OLD BRIDGE, N.J. (DTN) -- Oil futures nearest to delivery traded on the New York Mercantile Exchange and Brent crude on the Intercontinental Exchange ended lower Friday and on the week following Thursday's rally sparked by constrained exports from Venezuela, as traders took profits at the end of a week, which saw prices slump to multi-week lows as supply reports showed unexpected builds in crude oil and products inventories amid flagging demand for the week, which included the Memorial Day weekend.
Following Wednesday's (6/6) Energy Information Administration weekly supply report, contract values hit multi-week lows as commercial crude oil inventories posted a surprise 2.1 million bpd build to 436.6 million bpd, moving above the five-year average for the first time since mid-March even as refinery runs increased 1.5% to 95.4% of capacity as refiners ramped up gasoline production ahead of the official start of the summer driving season.
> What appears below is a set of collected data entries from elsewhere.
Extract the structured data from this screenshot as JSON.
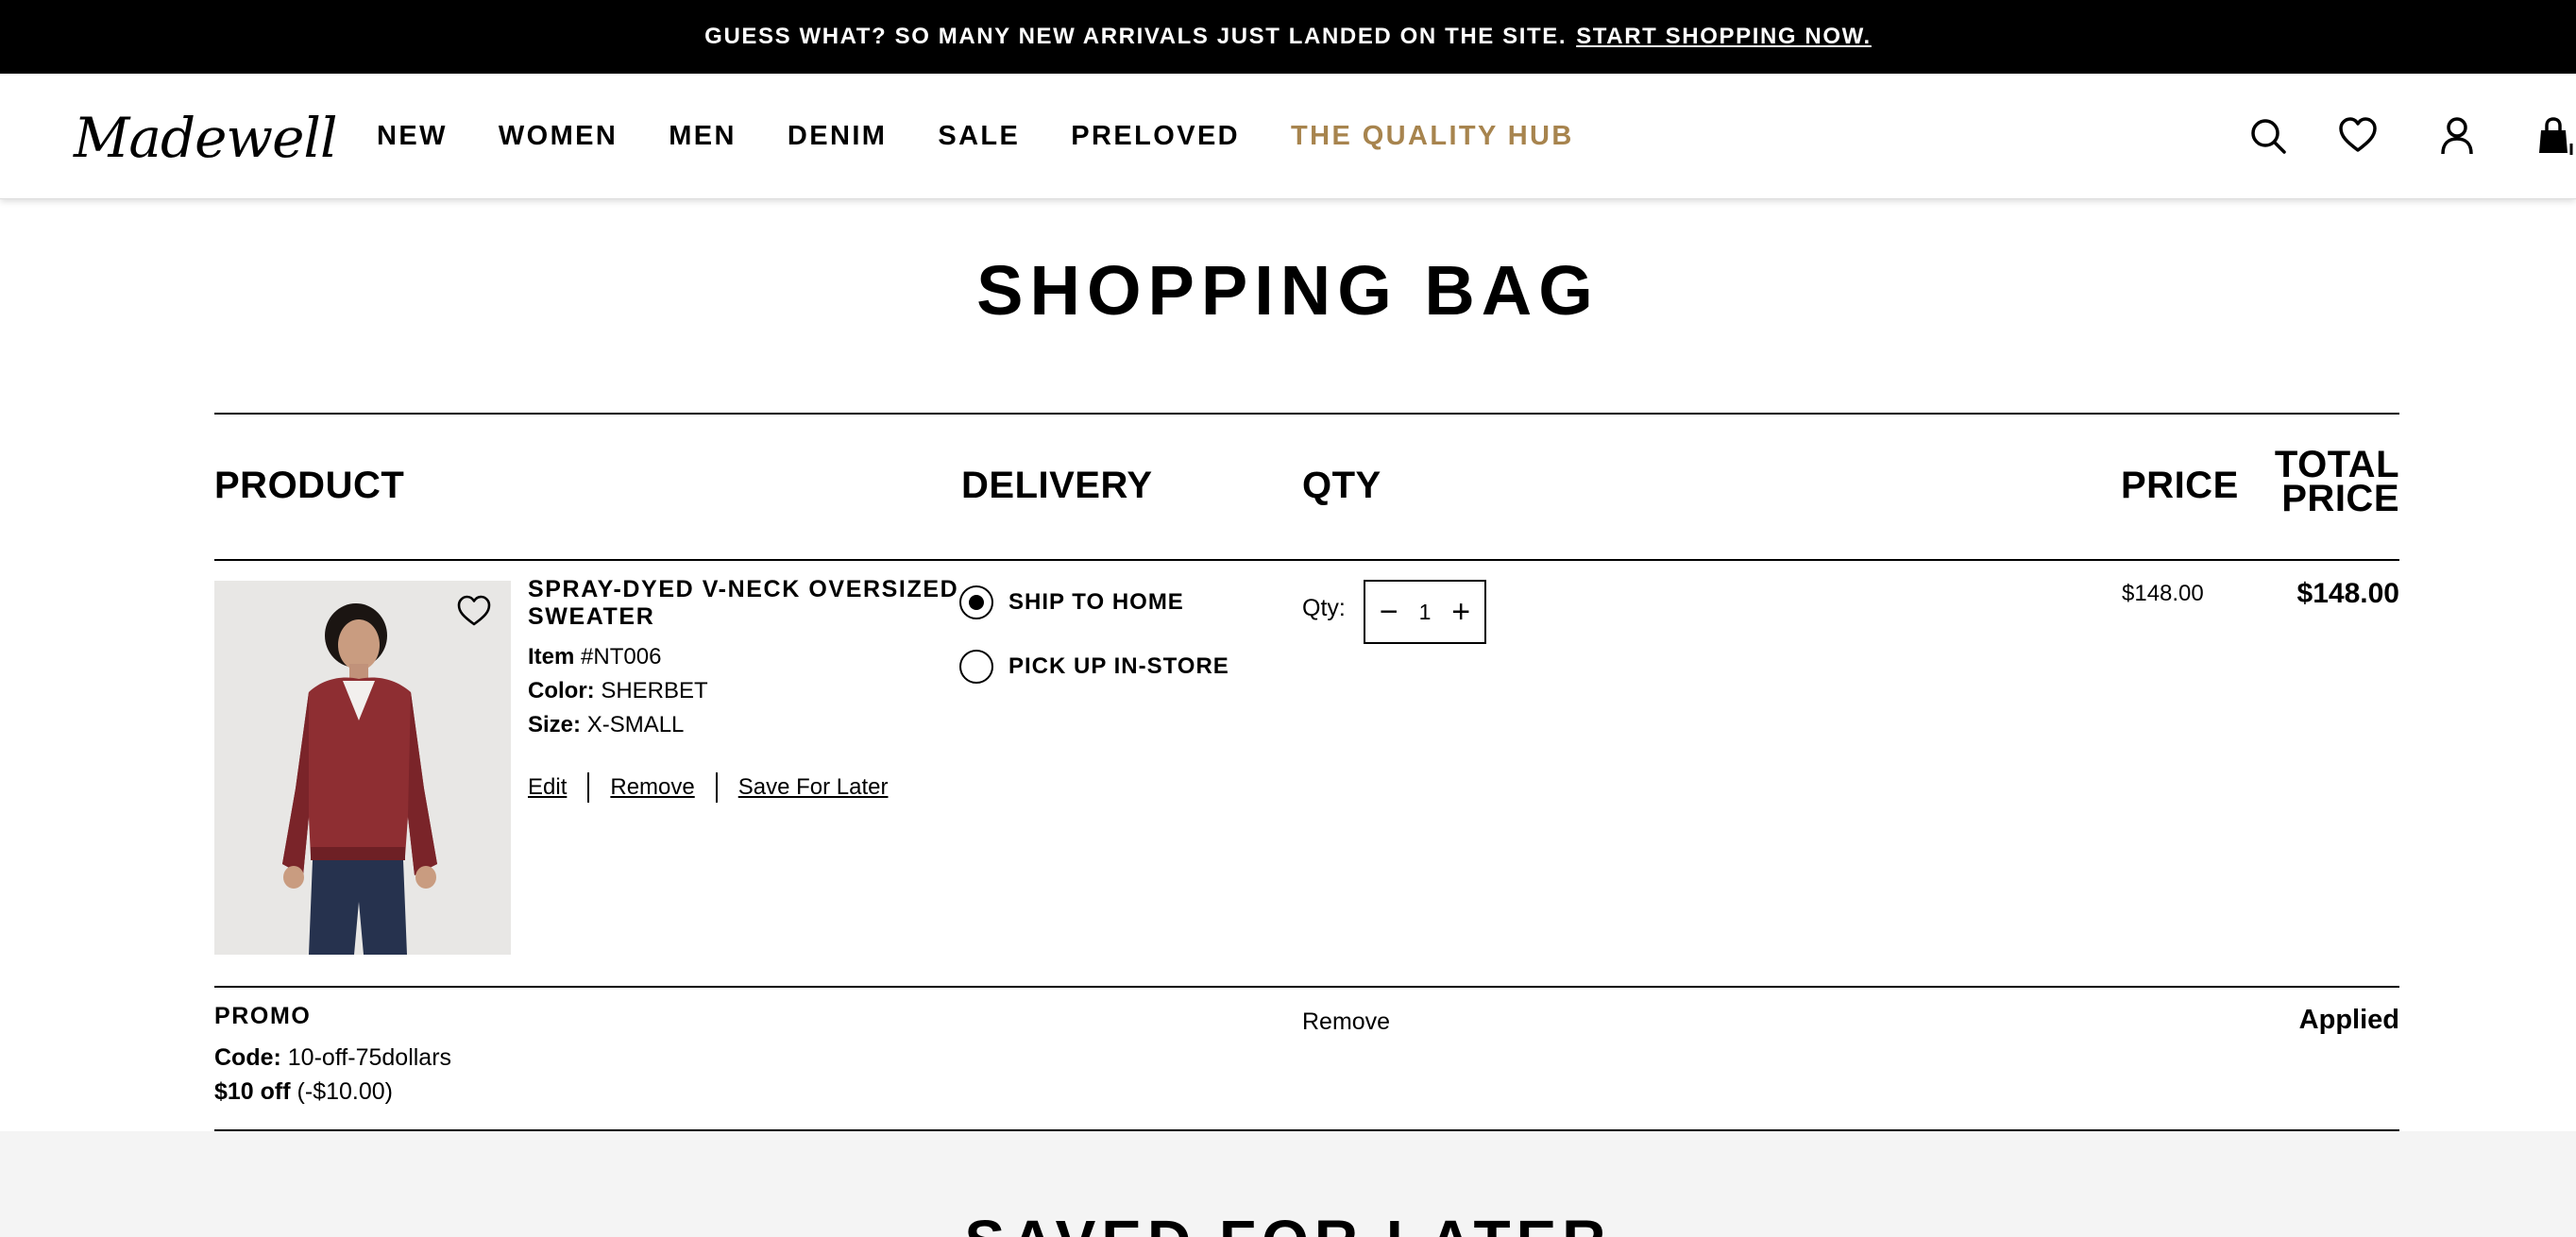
{
  "promo_bar": {
    "text": "GUESS WHAT? SO MANY NEW ARRIVALS JUST LANDED ON THE SITE.",
    "link": "START SHOPPING NOW."
  },
  "nav": {
    "logo": "Madewell",
    "links": [
      "NEW",
      "WOMEN",
      "MEN",
      "DENIM",
      "SALE",
      "PRELOVED",
      "THE QUALITY HUB"
    ],
    "accent_color": "#a7844e",
    "icons": [
      "search-icon",
      "heart-icon",
      "account-icon",
      "bag-icon"
    ]
  },
  "page": {
    "title": "SHOPPING BAG"
  },
  "table": {
    "headers": {
      "product": "PRODUCT",
      "delivery": "DELIVERY",
      "qty": "QTY",
      "price": "PRICE",
      "total_line1": "TOTAL",
      "total_line2": "PRICE"
    }
  },
  "item": {
    "name": "SPRAY-DYED V-NECK OVERSIZED SWEATER",
    "item_label": "Item",
    "item_number": "#NT006",
    "color_label": "Color:",
    "color": "SHERBET",
    "size_label": "Size:",
    "size": "X-SMALL",
    "actions": {
      "edit": "Edit",
      "remove": "Remove",
      "save_for_later": "Save For Later"
    },
    "delivery_options": [
      {
        "label": "SHIP TO HOME",
        "selected": true
      },
      {
        "label": "PICK UP IN-STORE",
        "selected": false
      }
    ],
    "qty_label": "Qty:",
    "qty": "1",
    "price": "$148.00",
    "total": "$148.00"
  },
  "promo": {
    "title": "PROMO",
    "code_label": "Code:",
    "code": "10-off-75dollars",
    "discount_label": "$10 off",
    "discount_amount": "(-$10.00)",
    "remove": "Remove",
    "status": "Applied"
  },
  "saved": {
    "title": "SAVED FOR LATER"
  }
}
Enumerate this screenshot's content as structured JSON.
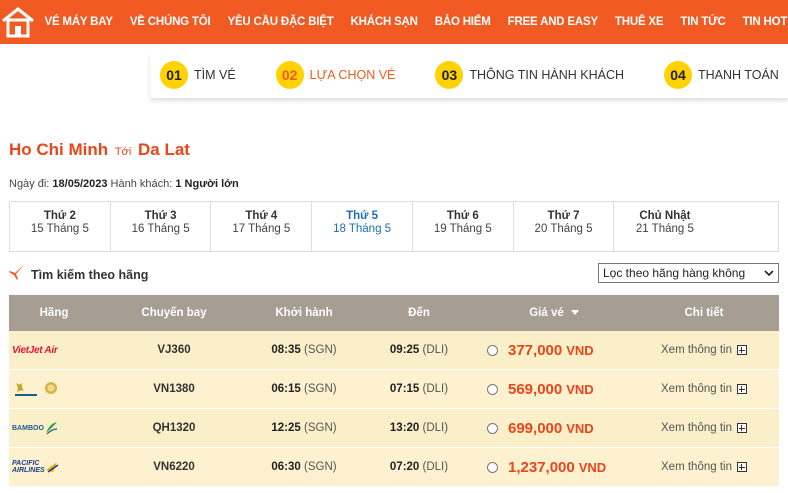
{
  "nav": {
    "items": [
      "VÉ MÁY BAY",
      "VỀ CHÚNG TÔI",
      "YÊU CẦU ĐẶC BIỆT",
      "KHÁCH SẠN",
      "BẢO HIỂM",
      "FREE AND EASY",
      "THUÊ XE",
      "TIN TỨC",
      "TIN HOT",
      "TH"
    ]
  },
  "steps": [
    {
      "num": "01",
      "label": "TÌM VÉ"
    },
    {
      "num": "02",
      "label": "LỰA CHỌN VÉ"
    },
    {
      "num": "03",
      "label": "THÔNG TIN HÀNH KHÁCH"
    },
    {
      "num": "04",
      "label": "THANH TOÁN"
    }
  ],
  "route": {
    "from": "Ho Chi Minh",
    "to_word": "Tới",
    "to": "Da Lat"
  },
  "info": {
    "date_label": "Ngày đi:",
    "date": "18/05/2023",
    "pax_label": "Hành khách:",
    "pax": "1 Người lớn"
  },
  "dates": [
    {
      "dow": "Thứ 2",
      "dm": "15 Tháng 5"
    },
    {
      "dow": "Thứ 3",
      "dm": "16 Tháng 5"
    },
    {
      "dow": "Thứ 4",
      "dm": "17 Tháng 5"
    },
    {
      "dow": "Thứ 5",
      "dm": "18 Tháng 5"
    },
    {
      "dow": "Thứ 6",
      "dm": "19 Tháng 5"
    },
    {
      "dow": "Thứ 7",
      "dm": "20 Tháng 5"
    },
    {
      "dow": "Chủ Nhật",
      "dm": "21 Tháng 5"
    }
  ],
  "airline_search": {
    "label": "Tìm kiếm theo hãng"
  },
  "filter": {
    "value": "Lọc theo hãng hàng không"
  },
  "table": {
    "headers": {
      "airline": "Hãng",
      "flight": "Chuyến bay",
      "depart": "Khởi hành",
      "arrive": "Đến",
      "price": "Giá vé",
      "detail": "Chi tiết"
    },
    "rows": [
      {
        "airline": "Vietjet Air",
        "flight": "VJ360",
        "depart_time": "08:35",
        "depart_ap": "(SGN)",
        "arrive_time": "09:25",
        "arrive_ap": "(DLI)",
        "price": "377,000",
        "currency": "VND",
        "detail": "Xem thông tin"
      },
      {
        "airline": "Vietnam Airlines",
        "flight": "VN1380",
        "depart_time": "06:15",
        "depart_ap": "(SGN)",
        "arrive_time": "07:15",
        "arrive_ap": "(DLI)",
        "price": "569,000",
        "currency": "VND",
        "detail": "Xem thông tin"
      },
      {
        "airline": "Bamboo Airways",
        "flight": "QH1320",
        "depart_time": "12:25",
        "depart_ap": "(SGN)",
        "arrive_time": "13:20",
        "arrive_ap": "(DLI)",
        "price": "699,000",
        "currency": "VND",
        "detail": "Xem thông tin"
      },
      {
        "airline": "Pacific Airlines",
        "flight": "VN6220",
        "depart_time": "06:30",
        "depart_ap": "(SGN)",
        "arrive_time": "07:20",
        "arrive_ap": "(DLI)",
        "price": "1,237,000",
        "currency": "VND",
        "detail": "Xem thông tin"
      }
    ]
  },
  "logos": {
    "vietjet": "VietJet Air",
    "bamboo": "BAMBOO",
    "pacific_1": "PACIFIC",
    "pacific_2": "AIRLINES"
  },
  "colors": {
    "brand": "#f15a22",
    "step_badge": "#ffd200",
    "price": "#e8461b",
    "selected_date": "#1a6fb5",
    "row_bg": "#fdf1cf",
    "header_bg": "#a69d93"
  }
}
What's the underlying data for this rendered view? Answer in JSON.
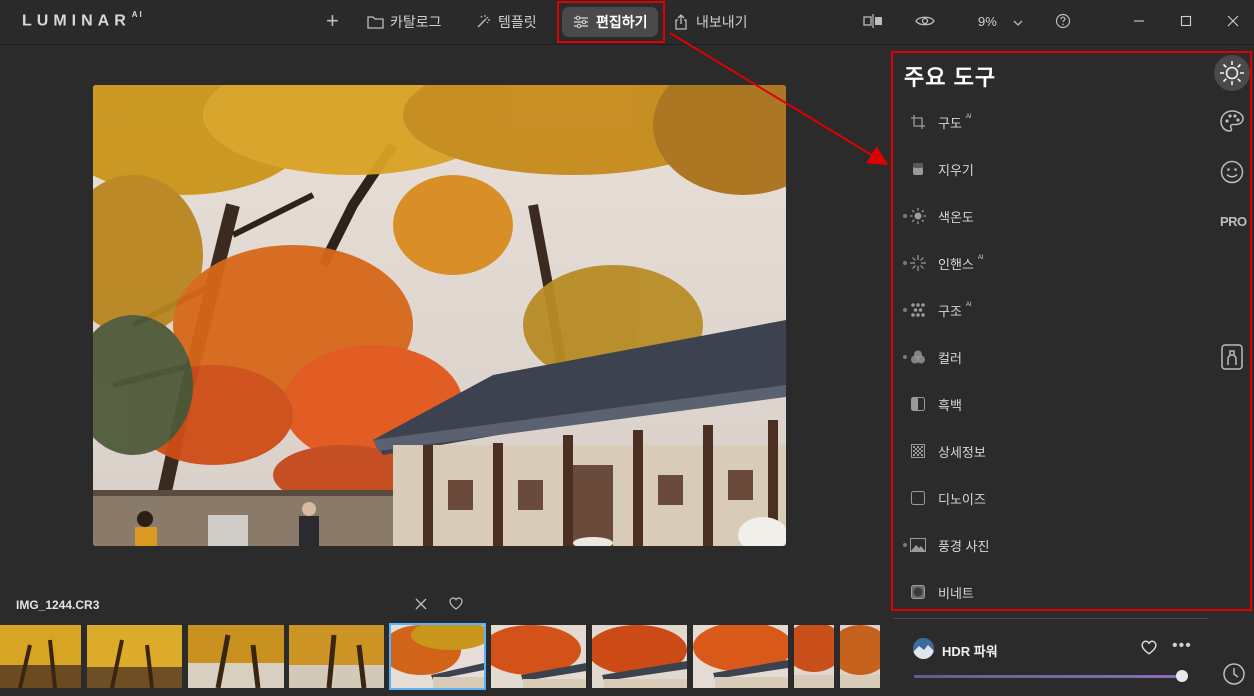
{
  "app": {
    "logo_text": "LUMINAR",
    "logo_suffix": "AI"
  },
  "nav": {
    "add_symbol": "+",
    "catalog": "카탈로그",
    "templates": "템플릿",
    "edit": "편집하기",
    "export": "내보내기"
  },
  "view": {
    "zoom": "9%"
  },
  "filmstrip": {
    "filename": "IMG_1244.CR3",
    "selected_index": 4,
    "thumbnail_count": 9
  },
  "panel": {
    "title": "주요 도구",
    "tools": [
      {
        "label": "구도",
        "ai": "AI",
        "icon": "crop-icon"
      },
      {
        "label": "지우기",
        "ai": "",
        "icon": "eraser-icon"
      },
      {
        "label": "색온도",
        "ai": "",
        "icon": "sun-icon"
      },
      {
        "label": "인핸스",
        "ai": "AI",
        "icon": "sparkle-icon"
      },
      {
        "label": "구조",
        "ai": "AI",
        "icon": "structure-icon"
      },
      {
        "label": "컬러",
        "ai": "",
        "icon": "color-circles-icon"
      },
      {
        "label": "흑백",
        "ai": "",
        "icon": "bw-icon"
      },
      {
        "label": "상세정보",
        "ai": "",
        "icon": "details-icon"
      },
      {
        "label": "디노이즈",
        "ai": "",
        "icon": "denoise-icon"
      },
      {
        "label": "풍경 사진",
        "ai": "",
        "icon": "landscape-icon"
      },
      {
        "label": "비네트",
        "ai": "",
        "icon": "vignette-icon"
      }
    ],
    "side_pro": "PRO"
  },
  "preset": {
    "name": "HDR 파워",
    "more": "•••",
    "amount": 0.99
  },
  "colors": {
    "accent_red": "#e00000",
    "selected_thumb": "#55b4ff",
    "background": "#2b2b2b"
  }
}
The stock build came as U.S. oil production rose 31,000 bpd to a new high of 10.8 million bpd and as imports jumped 715,000 bpd to a five-week high of 8.346 million bpd.
Surging oil and products inventories amid flagging demand saw crude and product contract prices attain fresh eight-week lows, with the largest declines noted on the week for ULSD and RBOB gasoline.
Bearish sentiment on growing crude and products supplies continued midday Friday as weekly Baker Hughes data showed the number of deployed oil rigs rose for the third straight week and gained for the ninth week out of the past 10. Rigs deployed stand at a 38-month high of 862, up 121 against year prior and 115 higher year-to-date.
Traders said Friday's profit taking session is partly the result of EIA data for the week ended June 1, noting overall commercial petroleum stocks up 15.8 million bbl or 1.3% on the week to 1.2098 billion bbl. While up sharply on the week, market bulls caution stocks remain 136.7 million bbl or 10.2% lower than one year ago.
At the 2:30 PM ET settlement, NYMEX July WTI futures settled 21 cents bbl lower to $65.74 and 7 cents lower on the week, while August WTI futures fell 22 cents to $65.67 bbl, also marginally lower on the week.
ICE August Brent settled 86 cents lower to $76.46 bbl, off 33 cents bbl on the week, while September Brent fell 79 cents bbl to $76.19.
Market bulls also note that while U.S. production was reported by EIA at a record high 10.8 million bpd and forecasts output at an average 10.7 million bpd for 2018, world oil supplies remain tight as noted in recent gasoline and diesel prices which recently topped three-year highs, prompting a reaction from U.S. President Donald Trump asking the Organization of the Petroleum Exporting Countries to increase crude production by 1.0 million bpd.
Despite gasoline stocks increasing for three straight weeks through June 1, up 7.0 million bbl to 239.0 million bbl over the period, and gasoline supplied to market, or implied demand, down a hefty 713,000 bpd to 8.976 million bpd last week, July RBOB futures rose marginally to $2.1153 gallon, though down 2.8 cents or 1.3% on the week. August RBOB futures settled marginally lower at $2.1035 gallon in the seasonally backwardated market.
On the distillates side, July ULSD settled 1.56 cents gallon lower on the day to $2.1643 gallon, while weekly values reflected a 1.2 cents decline. August USLD contracts slipped 1.64 cents to $2.1675 gallon at settlement, its lowest price since bearish EIA data was reported June 6. EIA data reported distillate demand for the week ended June 1 down 817,000 bpd to 3.502 million bpd, while supply rose for the second straight week by 2.2 million bbl to 116.8 million bbl, a five-week high.
Despite the weekly U.S. supply builds, market bulls assert global oil stocks could be in further jeopardy in lieu of declining exports of crude oil and finished oil products from Venezuela, and the potential impact new oil and economic sanctions on Iran and possibly Venezuela might have on exports. Market participants also note prices could remain near current levels, at least until OPEC meets in Vienna on June 22.
Already slashed exports of crude and products from Venezuela could be further curtailed by 53.7% or 805,000 bpd in June as a result of PDVSA export asset seizures in the Caribbean by Conoco Phillips. As the struggling state-owned oil company attempts to redirect tanker shipments from its own ports, analysts expect delays to mount as a result of limited loading capacity.